World-wide applications, like Facebook or Amazon, are simular to enterprise application but for the number of users and information they have to deal with. This kind of applications have millions of users and their communities are constantly enlarging, which requires some plasticity of the production infrastructure, the cost of increasing the number of servers and disks should be linear with the increase of the users base. This quality is called scalability. The tactic this kind of applications use to achieve the scalability quality is to apply a shared nothing architecture, where each component provides its services independently of the other. A shared nothing architecture splits its data in independent shards such that each shard is self-sufficient to provide the service. Therefore there is no significant overhead in adding, or removing, components in a shared nothing architecture. For example, in Facebook, which has more that one billion (thousand million) users, it is necessary to have several shards for the single reason that there isn’t a single disk with the capacity to contain all the information. So, each node in the architecture contains the data for some of the users and when, due to their activity, the disk capacity is not enough a new data node is added to the system and the users’ data split between the two nodes.

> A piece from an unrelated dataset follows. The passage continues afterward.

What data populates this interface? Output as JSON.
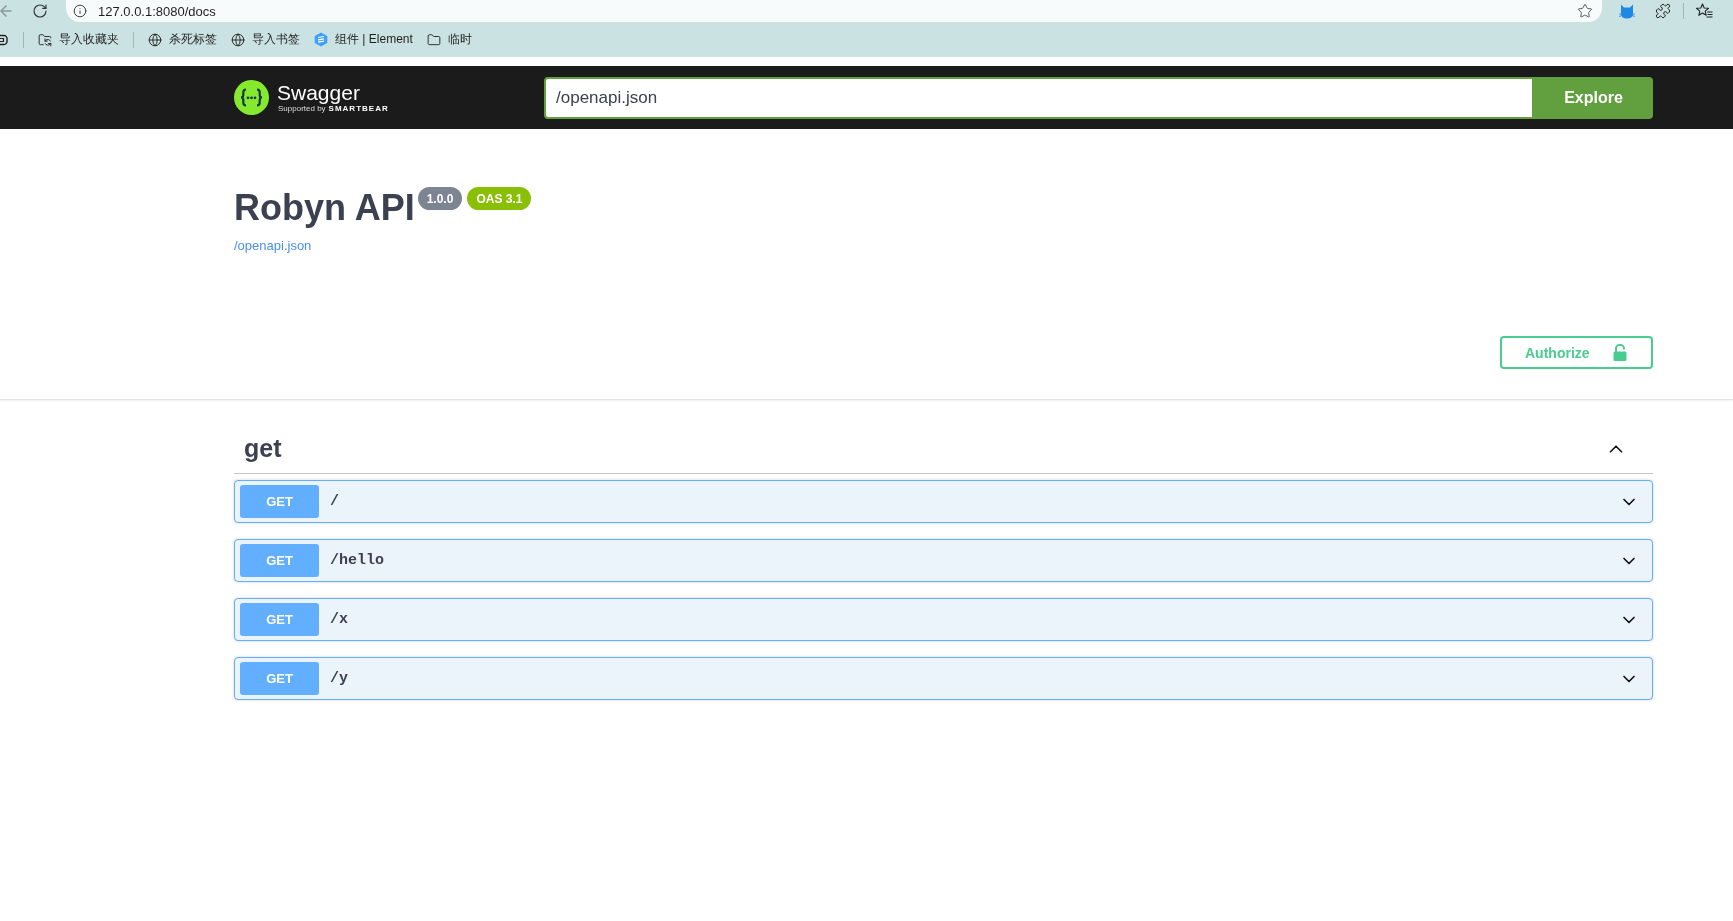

Today’s transactional technologies do not scale, at least they do not fully support the ACID properties and so a weak consistency model is provided, which may not fit the end user intuition. Consider one of the Facebook shards, which is necessary because of scalability on the amount of data Facebook supports, the data in this shard is accessed by millions of users and this number keeps increasing. Therefore, there is another scalability need in terms of processing capability to support all these accesses. The architectural tactic followed by Facebook is to have several replicas of the shard to augment its capability in terms of read operations. This corresponds to a master-slave architecture where writes are done in the master, which propagates them to the slaves, and reads are supported by the slaves. Therefore, more slaves can be added to the system when the demand increases. However, to provide good performance the propagation of writes to the slaves is not transactional, because it would delay the termination of the execution of the write operation in the master until all slaves were synchronized, and an additional number of messages would need to be exchanged between nodes. As a consequence of this architectural decision it results in a system behavior where two different users, accessing at the same time different slave nodes of the same shard, may not obtain the same version of the data.

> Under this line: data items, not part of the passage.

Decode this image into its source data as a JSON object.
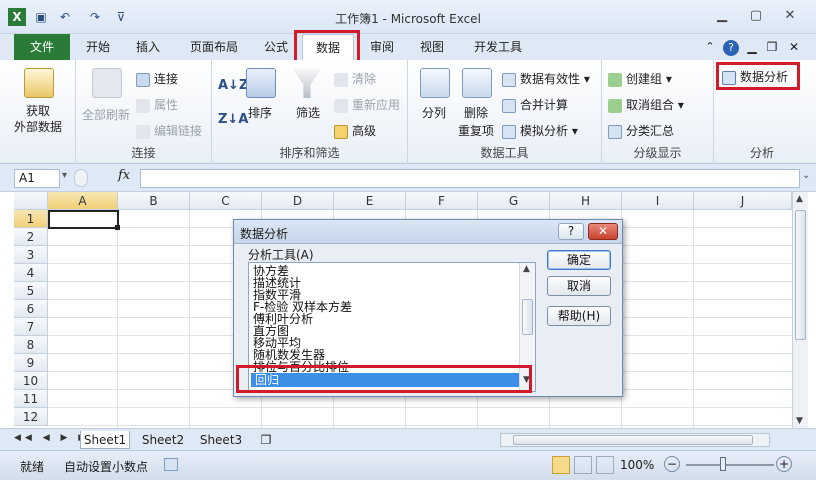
{
  "window": {
    "title": "工作簿1 - Microsoft Excel"
  },
  "tabs": [
    "文件",
    "开始",
    "插入",
    "页面布局",
    "公式",
    "数据",
    "审阅",
    "视图",
    "开发工具"
  ],
  "ribbon": {
    "get_external": [
      "获取",
      "外部数据"
    ],
    "refresh_all": "全部刷新",
    "connections": [
      "连接",
      "属性",
      "编辑链接"
    ],
    "group_connections": "连接",
    "sort": "排序",
    "filter": "筛选",
    "sort_filter_small": [
      "清除",
      "重新应用",
      "高级"
    ],
    "group_sort": "排序和筛选",
    "split": "分列",
    "remove_dup": [
      "删除",
      "重复项"
    ],
    "data_tools_small": [
      "数据有效性",
      "合并计算",
      "模拟分析"
    ],
    "group_data_tools": "数据工具",
    "outline_small": [
      "创建组",
      "取消组合",
      "分类汇总"
    ],
    "group_outline": "分级显示",
    "data_analysis": "数据分析",
    "group_analysis": "分析"
  },
  "formula_bar": {
    "name_box": "A1",
    "fx": "fx"
  },
  "grid": {
    "columns": [
      "A",
      "B",
      "C",
      "D",
      "E",
      "F",
      "G",
      "H",
      "I",
      "J"
    ],
    "rows": [
      "1",
      "2",
      "3",
      "4",
      "5",
      "6",
      "7",
      "8",
      "9",
      "10",
      "11",
      "12"
    ]
  },
  "dialog": {
    "title": "数据分析",
    "list_label": "分析工具(A)",
    "items": [
      "协方差",
      "描述统计",
      "指数平滑",
      "F-检验 双样本方差",
      "傅利叶分析",
      "直方图",
      "移动平均",
      "随机数发生器",
      "排位与百分比排位",
      "回归"
    ],
    "selected": "回归",
    "buttons": {
      "ok": "确定",
      "cancel": "取消",
      "help": "帮助(H)"
    },
    "help_icon": "?",
    "close_icon": "✕"
  },
  "sheets": [
    "Sheet1",
    "Sheet2",
    "Sheet3"
  ],
  "status": {
    "ready": "就绪",
    "auto_decimal": "自动设置小数点",
    "zoom": "100%"
  },
  "colors": {
    "highlight_red": "#d11a2a",
    "file_tab": "#2a7b38",
    "selection_blue": "#3d8ee6"
  }
}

From the above example we can identify two aspects that need to be taken into consideration by an architect of a world-wide application: (1) what will be the weak consistency model, (2) what will be the system workload. The Facebook consistency mode guarantees that eventually the users will obtain the most recent data, which is called eventual consistency, and the delay can also be specified. For instance the architecture of MediaWiki, the Wikipedia engine, tries to enforce a maximum lag of 30 seconds between a write in the master and its completed propagation to the slaves. Second, the software architect needs to have a precise description of the system workload. Note that the master-slave tactic of Facebook’s architecture is based on a precise requirement associated with the scalability of reads, and the scalability of writes is dealt by the sharding tactic because the increase of writes is related to the amount of data that needs to be stored. Note that in Facebook the information is not deleted, thus the relation between the number of writes and the amount of disk capacity.

The lack of an infrastructure that supports the ACID properties is a burden for software developers because they need to concern about both the business logic and the “logic” of the interactions among the different operations. Therefore, the development of world-wide applications is harder and more error prone, which increases the overall cost of development.